Liste der belegten Lehrveranstaltungen im Umfang von 30 SWS,

Vorlage von Bescheinigungen über erfolgreiche Studien für 8 SWS Pädagogik, 8 SWS Psychologie und 4 SWS Sozialwissenschaften, davon zwei benote­te nach Absatz 3,

Bescheinigungen der Praxisstudien( lt. Praktikum­sordnung).

Prüfungsverfahren

Das Prüfungsverfahren wird durch die LPO geregelt. Auskünfte zum Ablauf des Prüfungsverfahrens können bei den Tutorinnen und Tutoren beziehungsweise Studienberaterinnen und Studienberatern und im Landesprüfungsamt eingeholt werden.

§ 10

Anerkennung von Studien- und Prüfungslei­stungen

Einschlägige Studien- und Prüfungsleistungen, die an Universitäten und gleichgestellten Hochschulen, Kunsthochschulen und Musikhochschulen erbracht worden sind, können auf Antrag der/ des Studierenden anerkannt werden.( Vgl.§ 6 Zwischenprüfungsordnung sowie§ 11 Abs. 2 LPO)

§ 11

Inkrafttreten, Übergangsbestimmungen

( 1) Diese Studienordnung tritt am Tage nach ihrer Veröffentlichung in den Amtlichen Bekanntmachungen der Universität Potsdam in Kraft.
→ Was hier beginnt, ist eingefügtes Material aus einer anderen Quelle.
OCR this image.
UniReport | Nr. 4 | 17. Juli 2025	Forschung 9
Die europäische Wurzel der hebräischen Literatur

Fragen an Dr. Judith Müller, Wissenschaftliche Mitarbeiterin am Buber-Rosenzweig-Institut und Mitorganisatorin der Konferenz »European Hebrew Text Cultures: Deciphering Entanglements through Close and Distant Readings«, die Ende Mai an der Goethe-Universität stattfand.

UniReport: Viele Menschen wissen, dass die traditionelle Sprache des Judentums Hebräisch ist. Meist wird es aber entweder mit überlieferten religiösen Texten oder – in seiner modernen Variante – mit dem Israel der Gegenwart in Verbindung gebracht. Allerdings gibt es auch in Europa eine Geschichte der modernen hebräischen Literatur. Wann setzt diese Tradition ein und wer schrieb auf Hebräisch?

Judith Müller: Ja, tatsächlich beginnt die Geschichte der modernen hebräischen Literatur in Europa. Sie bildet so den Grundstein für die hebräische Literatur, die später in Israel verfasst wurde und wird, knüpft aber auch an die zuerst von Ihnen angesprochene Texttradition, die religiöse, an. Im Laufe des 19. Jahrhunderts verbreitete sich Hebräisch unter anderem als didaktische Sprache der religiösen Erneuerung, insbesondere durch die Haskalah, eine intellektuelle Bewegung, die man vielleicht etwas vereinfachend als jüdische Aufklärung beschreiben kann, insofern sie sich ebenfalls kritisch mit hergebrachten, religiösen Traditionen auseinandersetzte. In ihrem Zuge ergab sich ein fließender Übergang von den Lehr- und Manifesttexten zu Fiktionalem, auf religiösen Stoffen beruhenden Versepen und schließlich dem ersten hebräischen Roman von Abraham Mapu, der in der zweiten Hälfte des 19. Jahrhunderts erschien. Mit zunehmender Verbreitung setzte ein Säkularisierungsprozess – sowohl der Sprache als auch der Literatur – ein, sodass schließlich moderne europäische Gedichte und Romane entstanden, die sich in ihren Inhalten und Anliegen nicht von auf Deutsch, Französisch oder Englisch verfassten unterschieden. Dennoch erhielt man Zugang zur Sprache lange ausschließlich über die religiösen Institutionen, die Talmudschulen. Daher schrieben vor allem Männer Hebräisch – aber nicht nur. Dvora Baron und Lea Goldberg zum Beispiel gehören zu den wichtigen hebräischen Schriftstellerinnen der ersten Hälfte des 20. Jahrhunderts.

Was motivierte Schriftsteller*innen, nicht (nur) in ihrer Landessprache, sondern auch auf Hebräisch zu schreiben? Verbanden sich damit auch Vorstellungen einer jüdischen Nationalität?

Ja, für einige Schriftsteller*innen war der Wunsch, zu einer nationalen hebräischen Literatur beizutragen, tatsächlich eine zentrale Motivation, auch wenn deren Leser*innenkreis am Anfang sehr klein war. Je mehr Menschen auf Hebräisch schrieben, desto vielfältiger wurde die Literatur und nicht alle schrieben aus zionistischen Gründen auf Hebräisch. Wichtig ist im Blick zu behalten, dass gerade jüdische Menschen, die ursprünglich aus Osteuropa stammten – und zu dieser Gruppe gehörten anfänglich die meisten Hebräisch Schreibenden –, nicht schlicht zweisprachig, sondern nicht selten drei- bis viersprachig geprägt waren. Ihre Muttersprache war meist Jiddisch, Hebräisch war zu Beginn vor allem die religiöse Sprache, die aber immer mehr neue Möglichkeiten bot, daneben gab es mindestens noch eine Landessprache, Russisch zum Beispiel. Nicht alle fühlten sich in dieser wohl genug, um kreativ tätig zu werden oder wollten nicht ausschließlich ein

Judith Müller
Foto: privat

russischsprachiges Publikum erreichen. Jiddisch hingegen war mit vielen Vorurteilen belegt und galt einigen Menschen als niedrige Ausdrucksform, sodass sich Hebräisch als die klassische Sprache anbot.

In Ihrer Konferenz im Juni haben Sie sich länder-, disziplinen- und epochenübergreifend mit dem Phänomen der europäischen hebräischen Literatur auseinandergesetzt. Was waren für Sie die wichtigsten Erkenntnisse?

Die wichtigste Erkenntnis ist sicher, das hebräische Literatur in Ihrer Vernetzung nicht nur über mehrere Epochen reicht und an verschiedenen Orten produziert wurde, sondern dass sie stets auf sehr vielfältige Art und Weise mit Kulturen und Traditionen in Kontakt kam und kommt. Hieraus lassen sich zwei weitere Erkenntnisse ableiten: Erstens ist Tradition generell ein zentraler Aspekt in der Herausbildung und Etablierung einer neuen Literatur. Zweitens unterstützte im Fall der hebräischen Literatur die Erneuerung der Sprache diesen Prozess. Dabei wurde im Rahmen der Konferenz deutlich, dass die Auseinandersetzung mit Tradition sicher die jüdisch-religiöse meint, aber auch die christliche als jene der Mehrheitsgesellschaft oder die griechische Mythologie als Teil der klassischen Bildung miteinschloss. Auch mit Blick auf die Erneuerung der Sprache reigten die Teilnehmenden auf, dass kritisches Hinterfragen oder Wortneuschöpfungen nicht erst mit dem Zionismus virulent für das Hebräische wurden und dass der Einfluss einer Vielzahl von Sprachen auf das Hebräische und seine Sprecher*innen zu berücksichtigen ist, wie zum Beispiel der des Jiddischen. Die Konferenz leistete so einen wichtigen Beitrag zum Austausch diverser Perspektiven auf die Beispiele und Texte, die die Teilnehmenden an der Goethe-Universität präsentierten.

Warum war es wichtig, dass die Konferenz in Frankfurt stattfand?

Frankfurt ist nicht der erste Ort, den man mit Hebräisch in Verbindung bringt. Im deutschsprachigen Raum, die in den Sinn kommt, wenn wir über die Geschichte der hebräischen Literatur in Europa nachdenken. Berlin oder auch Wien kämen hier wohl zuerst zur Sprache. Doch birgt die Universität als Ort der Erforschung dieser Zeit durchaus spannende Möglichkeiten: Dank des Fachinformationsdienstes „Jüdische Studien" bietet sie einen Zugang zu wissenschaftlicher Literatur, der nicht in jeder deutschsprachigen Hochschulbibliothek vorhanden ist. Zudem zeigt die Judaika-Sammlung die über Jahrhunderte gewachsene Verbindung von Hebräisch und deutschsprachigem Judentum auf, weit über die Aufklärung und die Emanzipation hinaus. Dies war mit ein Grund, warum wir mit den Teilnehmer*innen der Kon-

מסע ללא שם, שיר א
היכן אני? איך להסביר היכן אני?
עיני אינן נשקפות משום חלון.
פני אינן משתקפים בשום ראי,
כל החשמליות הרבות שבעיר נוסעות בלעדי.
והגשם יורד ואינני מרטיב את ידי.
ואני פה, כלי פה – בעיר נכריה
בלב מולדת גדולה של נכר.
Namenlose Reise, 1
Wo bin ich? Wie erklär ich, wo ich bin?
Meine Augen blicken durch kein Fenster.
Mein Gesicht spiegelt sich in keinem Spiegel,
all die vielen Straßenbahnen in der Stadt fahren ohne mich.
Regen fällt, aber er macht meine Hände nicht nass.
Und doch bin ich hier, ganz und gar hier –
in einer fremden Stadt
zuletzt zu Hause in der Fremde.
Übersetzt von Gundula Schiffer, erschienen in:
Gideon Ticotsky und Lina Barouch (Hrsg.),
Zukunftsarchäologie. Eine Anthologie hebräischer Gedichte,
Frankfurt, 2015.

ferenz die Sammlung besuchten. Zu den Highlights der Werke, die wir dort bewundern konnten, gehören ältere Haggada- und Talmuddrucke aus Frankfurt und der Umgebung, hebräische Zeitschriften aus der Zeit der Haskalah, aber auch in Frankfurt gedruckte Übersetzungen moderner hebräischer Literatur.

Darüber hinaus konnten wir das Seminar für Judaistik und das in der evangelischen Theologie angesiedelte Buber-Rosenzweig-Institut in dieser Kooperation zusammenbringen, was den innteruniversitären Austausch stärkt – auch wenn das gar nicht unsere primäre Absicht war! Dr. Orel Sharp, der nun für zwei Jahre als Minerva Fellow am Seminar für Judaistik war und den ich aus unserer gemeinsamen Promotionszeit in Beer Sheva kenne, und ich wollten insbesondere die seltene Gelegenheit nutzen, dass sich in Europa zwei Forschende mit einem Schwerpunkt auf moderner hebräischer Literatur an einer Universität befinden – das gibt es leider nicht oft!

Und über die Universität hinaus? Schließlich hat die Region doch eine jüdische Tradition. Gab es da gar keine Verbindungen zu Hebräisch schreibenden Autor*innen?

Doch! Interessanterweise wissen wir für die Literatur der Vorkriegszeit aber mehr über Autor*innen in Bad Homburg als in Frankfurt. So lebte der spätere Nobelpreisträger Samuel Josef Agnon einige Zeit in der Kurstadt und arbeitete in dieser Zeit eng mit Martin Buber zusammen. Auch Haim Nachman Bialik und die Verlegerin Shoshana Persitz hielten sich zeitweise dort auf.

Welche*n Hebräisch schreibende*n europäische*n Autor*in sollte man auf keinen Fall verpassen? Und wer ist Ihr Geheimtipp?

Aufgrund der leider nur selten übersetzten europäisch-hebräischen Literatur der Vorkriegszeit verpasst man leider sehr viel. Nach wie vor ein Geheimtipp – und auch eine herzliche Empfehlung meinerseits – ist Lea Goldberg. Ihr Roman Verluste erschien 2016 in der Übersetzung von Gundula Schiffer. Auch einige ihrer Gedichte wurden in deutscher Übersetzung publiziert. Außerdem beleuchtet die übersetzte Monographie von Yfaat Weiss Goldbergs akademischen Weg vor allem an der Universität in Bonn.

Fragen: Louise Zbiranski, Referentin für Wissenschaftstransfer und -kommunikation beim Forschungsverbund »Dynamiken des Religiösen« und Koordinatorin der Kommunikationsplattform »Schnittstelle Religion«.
( 2) Studierende, die vor Inkrafttreten dieser Ordnung ein Lehramtsstudium an der Universität Potsdam aufgenom­men haben, können wählen, ob sie ihr Studium nach dieser Ordnung oder nach der Studienordnung der Universität Potsdam für die erziehungswissenschaftliche Ausbildung mit dem Abschluß Erste Staatsprüfung für die Lehrämter vom 21.Mai 1993( ergänzte und präzisier­te Fassung der Ordnung vom 8. Oktober 1991) gestalten wollen.

( 3) Im Falle des Übergangs einer oder eines Studierenden in ein Fachsemester, das nach dem Potsdamer Modell ausgebildet wird, werden die erbrachten Studienleistun­gen durch die Prüfungsbeauftragten der Institute den verbindlichen Studienelementen und Wahlpflichtberei­chen der Module 1 bis 3 zugeordnet.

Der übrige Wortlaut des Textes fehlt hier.